Evaluation framework

How we know it is working. And when we stop.

Five quantitative measures and three qualitative measures, reported quarterly, against published baselines.

Quality

Modification rate: % of model output items the analyst materially changes. Target: above 10% (under-correction risk) and below 60% (the tool is not adding value).

Citation accuracy: % of cited quotes verified accurate by analyst. Target: 100%.

Speed

Time saved per workstream: measured against pre-tool baseline by activity sampling. Target: 40% or more time saving on the supported activity.

Cycle time: total elapsed time from consultation close to RoS publication. Target: 25% reduction within 12 months.

Trust

Analyst confidence (anonymous quarterly survey). Target: ≥ 70% net positive.

External quality issues raised (in submissions, by media, by Ombudsman). Target: zero attributable to tool output that survived sign-out.

Kill conditions

The tool is withdrawn from BIES use if any of the following occurs: a single fabricated quote survives sign-out and reaches the public domain; modification rate exceeds 70% across two consecutive quarters; cycle time worsens against pre-tool baseline; a single OIA response is materially compromised by tool log gaps; the analyst confidence survey returns net negative for two consecutive quarters; the Director, on advice from the AI for Standards lead, determines the tool is no longer fit for purpose. Withdrawal is not failure. It is the operating model working.

Implementation

First 90 days. Then 6 months. Then 12.

Days 1 to 90

Single tool, single workstream, full evaluation

Tool 1 (Submission Synthesis), one IHS workstream, paired with one analyst. Time-and-motion baseline before tool use. Operating model in force. First quarterly evaluation at day 90.

Decision gate at day 90: proceed, iterate, or kill.

Days 91 to 180

Two tools, two workstreams, formalised governance

Add Tool 2 (Consistency Check) on a separate workstream. Operating model formalised in BIES procedures. AI for Standards lead role established as the steady-state owner.

Decision gate at day 180: assess scaling readiness across the directorate.

Days 181 to 365

All four tools, BIES-wide

Tools 3 and 4 added. Use across the directorate as a standard part of the IHS workstream. Annual review against the evaluation framework. Review whether to extend to OMARs and Export Standards work.

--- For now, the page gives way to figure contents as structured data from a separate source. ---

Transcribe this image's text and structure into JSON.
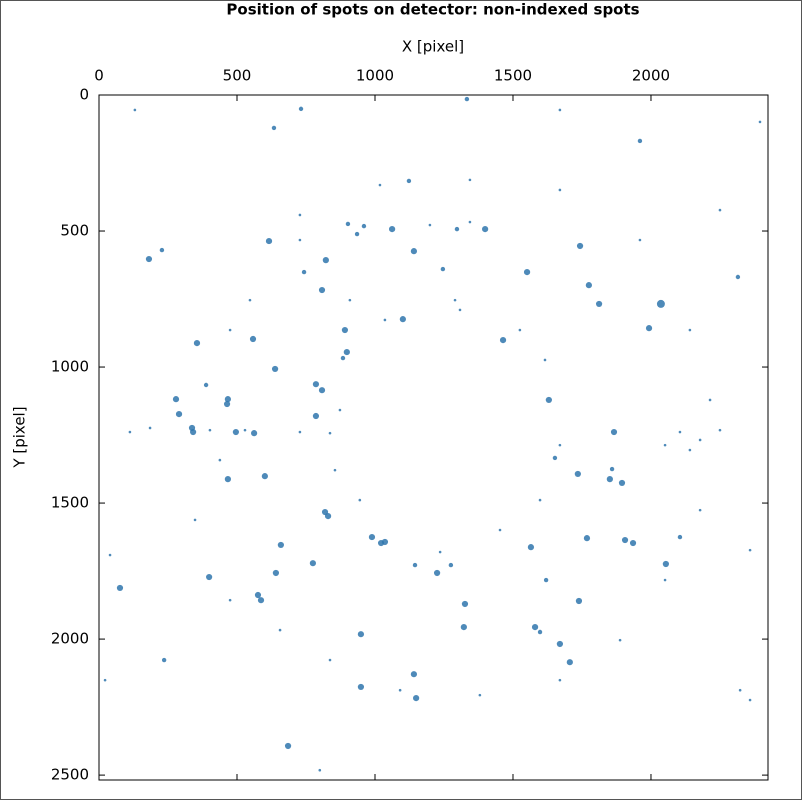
{
  "chart_data": {
    "type": "scatter",
    "title": "Position of spots on detector: non-indexed spots",
    "x_label": "X [pixel]",
    "y_label": "Y [pixel]",
    "color": "#2f76ad",
    "y_inverted": true,
    "xlim": [
      0,
      2424
    ],
    "ylim": [
      0,
      2518
    ],
    "xticks": [
      0,
      500,
      1000,
      1500,
      2000
    ],
    "yticks": [
      0,
      500,
      1000,
      1500,
      2000,
      2500
    ],
    "x": [
      1333,
      1062,
      1297,
      1399,
      1141,
      616,
      228,
      181,
      822,
      1246,
      1551,
      1743,
      1775,
      1812,
      2036,
      1993,
      1464,
      891,
      898,
      884,
      1101,
      558,
      355,
      638,
      786,
      808,
      388,
      467,
      464,
      279,
      290,
      786,
      337,
      341,
      496,
      562,
      1630,
      1866,
      1859,
      1851,
      1895,
      1735,
      1652,
      467,
      601,
      819,
      830,
      989,
      1022,
      1036,
      1145,
      1225,
      1275,
      1565,
      1768,
      1906,
      1935,
      2054,
      2105,
      659,
      641,
      775,
      399,
      76,
      576,
      587,
      1326,
      1620,
      1739,
      949,
      1322,
      1580,
      1598,
      1670,
      1706,
      1141,
      949,
      1149,
      685,
      236,
      2315,
      1960,
      634,
      732,
      1123,
      935,
      743,
      808,
      960,
      902,
      112,
      185,
      402,
      529,
      728,
      837,
      2105,
      2178,
      2250,
      2051,
      2141,
      1199,
      1344,
      728,
      547,
      475,
      438,
      348,
      475,
      656,
      837,
      1091,
      1380,
      1670,
      1888,
      2051,
      2178,
      2214,
      2141,
      1960,
      1670,
      1344,
      1018,
      728,
      909,
      1290,
      1525,
      1616,
      873,
      855,
      945,
      1236,
      1453,
      1598,
      1670,
      1308,
      1036,
      2395,
      130,
      2250,
      2359,
      40,
      22,
      2323,
      800,
      1670,
      2359
    ],
    "values": [
      15,
      493,
      493,
      493,
      574,
      537,
      570,
      603,
      607,
      640,
      651,
      555,
      699,
      768,
      768,
      857,
      901,
      864,
      945,
      967,
      824,
      897,
      912,
      1007,
      1063,
      1085,
      1066,
      1118,
      1136,
      1118,
      1173,
      1180,
      1224,
      1239,
      1239,
      1243,
      1121,
      1239,
      1375,
      1412,
      1426,
      1393,
      1334,
      1412,
      1401,
      1533,
      1548,
      1625,
      1647,
      1643,
      1728,
      1757,
      1728,
      1662,
      1629,
      1636,
      1647,
      1724,
      1625,
      1654,
      1757,
      1721,
      1772,
      1812,
      1838,
      1857,
      1871,
      1783,
      1860,
      1982,
      1956,
      1956,
      1974,
      2018,
      2085,
      2129,
      2176,
      2217,
      2393,
      2077,
      669,
      169,
      121,
      51,
      316,
      511,
      651,
      717,
      482,
      474,
      1239,
      1224,
      1232,
      1232,
      1239,
      1243,
      1239,
      1268,
      1232,
      1287,
      1305,
      478,
      467,
      533,
      754,
      864,
      1342,
      1562,
      1857,
      1967,
      2077,
      2188,
      2206,
      2151,
      2004,
      1783,
      1526,
      1121,
      864,
      533,
      349,
      312,
      331,
      441,
      754,
      754,
      864,
      974,
      1158,
      1379,
      1489,
      1680,
      1599,
      1489,
      1287,
      790,
      827,
      99,
      55,
      423,
      1673,
      1691,
      2151,
      2188,
      2482,
      55,
      2224
    ],
    "sizes": [
      2,
      3,
      2,
      3,
      3,
      3,
      2,
      3,
      3,
      2,
      3,
      3,
      3,
      3,
      4,
      3,
      3,
      3,
      3,
      2,
      3,
      3,
      3,
      3,
      3,
      3,
      2,
      3,
      3,
      3,
      3,
      3,
      3,
      3,
      3,
      3,
      3,
      3,
      2,
      3,
      3,
      3,
      2,
      3,
      3,
      3,
      3,
      3,
      3,
      3,
      2,
      3,
      2,
      3,
      3,
      3,
      3,
      3,
      2,
      3,
      3,
      3,
      3,
      3,
      3,
      3,
      3,
      2,
      3,
      3,
      3,
      3,
      2,
      3,
      3,
      3,
      3,
      3,
      3,
      2,
      2,
      2,
      2,
      2,
      2,
      2,
      2,
      3,
      2,
      2,
      1,
      1,
      1,
      1,
      1,
      1,
      1,
      1,
      1,
      1,
      1,
      1,
      1,
      1,
      1,
      1,
      1,
      1,
      1,
      1,
      1,
      1,
      1,
      1,
      1,
      1,
      1,
      1,
      1,
      1,
      1,
      1,
      1,
      1,
      1,
      1,
      1,
      1,
      1,
      1,
      1,
      1,
      1,
      1,
      1,
      1,
      1,
      1,
      1,
      1,
      1,
      1,
      1,
      1,
      1,
      1,
      1
    ]
  }
}
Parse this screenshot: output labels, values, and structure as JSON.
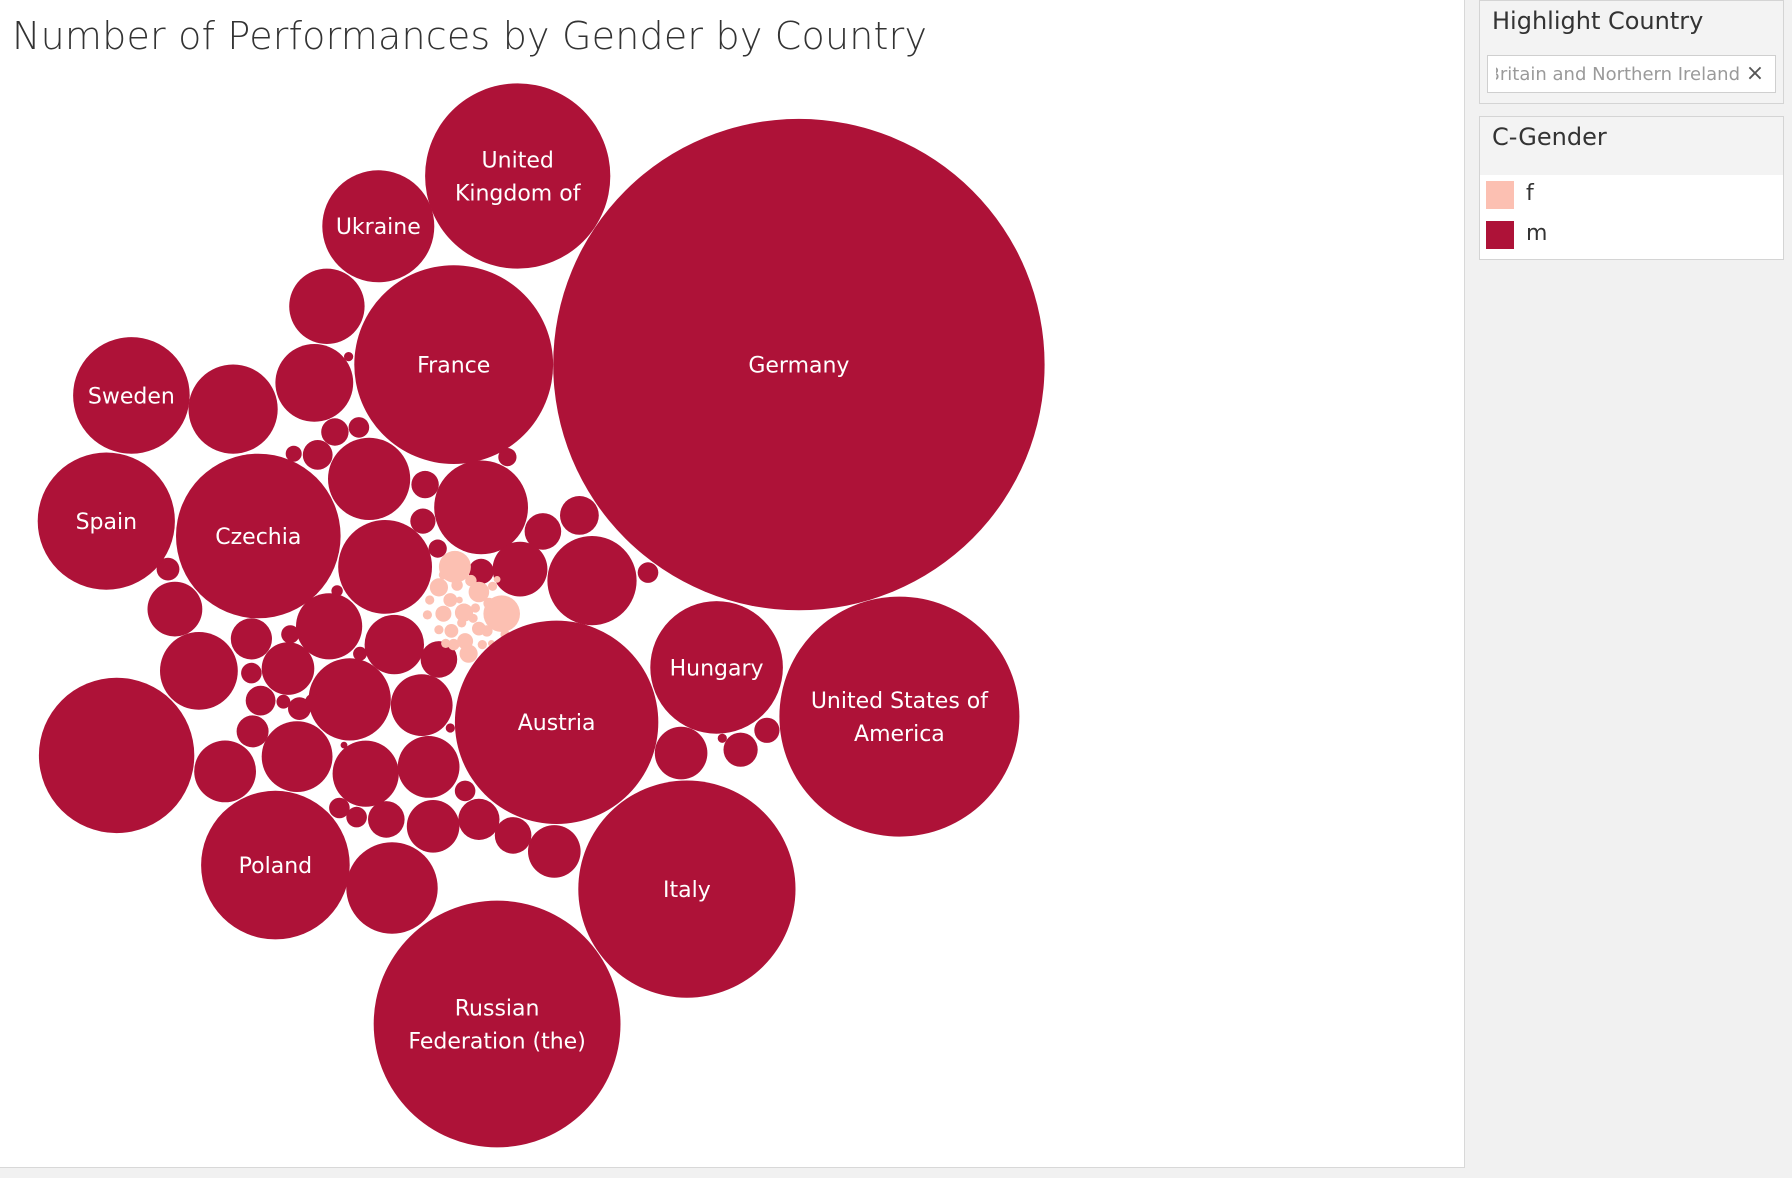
{
  "title": "Number of Performances by Gender by Country",
  "colors": {
    "f": "#fcc0b2",
    "m": "#ae1238",
    "label_text": "#ffffff"
  },
  "filter": {
    "title": "Highlight Country",
    "value": "United Kingdom of Great Britain and Northern Ireland",
    "clear_icon": "close-icon"
  },
  "legend": {
    "title": "C-Gender",
    "items": [
      {
        "label": "f",
        "color": "#fcc0b2"
      },
      {
        "label": "m",
        "color": "#ae1238"
      }
    ]
  },
  "chart_data": {
    "type": "bubble",
    "title": "Number of Performances by Gender by Country",
    "size_measure": "Number of Performances",
    "color_dimension": "C-Gender",
    "labeled_bubbles": [
      {
        "country": "Germany",
        "gender": "m",
        "label": "Germany"
      },
      {
        "country": "United States of America",
        "gender": "m",
        "label": "United States of America"
      },
      {
        "country": "Russian Federation (the)",
        "gender": "m",
        "label": "Russian Federation (the)"
      },
      {
        "country": "Italy",
        "gender": "m",
        "label": "Italy"
      },
      {
        "country": "Austria",
        "gender": "m",
        "label": "Austria"
      },
      {
        "country": "France",
        "gender": "m",
        "label": "France"
      },
      {
        "country": "United Kingdom of Great Britain and Northern Ireland",
        "gender": "m",
        "label": "United Kingdom of"
      },
      {
        "country": "Czechia",
        "gender": "m",
        "label": "Czechia"
      },
      {
        "country": "Poland",
        "gender": "m",
        "label": "Poland"
      },
      {
        "country": "Spain",
        "gender": "m",
        "label": "Spain"
      },
      {
        "country": "Hungary",
        "gender": "m",
        "label": "Hungary"
      },
      {
        "country": "Sweden",
        "gender": "m",
        "label": "Sweden"
      },
      {
        "country": "Ukraine",
        "gender": "m",
        "label": "Ukraine"
      }
    ],
    "unlabeled_bubble_counts": {
      "m": 60,
      "f": 30
    }
  }
}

Decision gate at day 365: annual board report; sustain, scale, or sunset.

Alignment

Where this operating model draws from.

This operating model is consistent with the Public Service Commission's published guidance on the use of generative AI in government, the Government Chief Digital Officer's principles for safe AI use, the Privacy Act 2020 obligations for managing personal information at scale, and the Official Information Act 1982 obligations for record retention and discoverability.

It is also consistent with the existing BIES delegation structure under section 24A of the Biosecurity Act 1993 and with the published MPI consultation policy. Nothing in this operating model changes the Director's authority to issue an Import Health Standard or the Chief Technical Officer's authority under section 27.

Where this would land in a real BIES engagement: the operating model would be reviewed against the current MPI Risk Management Framework and the most recent Public Service Commission AI guidance in the first 30 days of the role, and amended where required. The aim of this artefact is to demonstrate the kind of thinking the role calls for, not to publish final policy.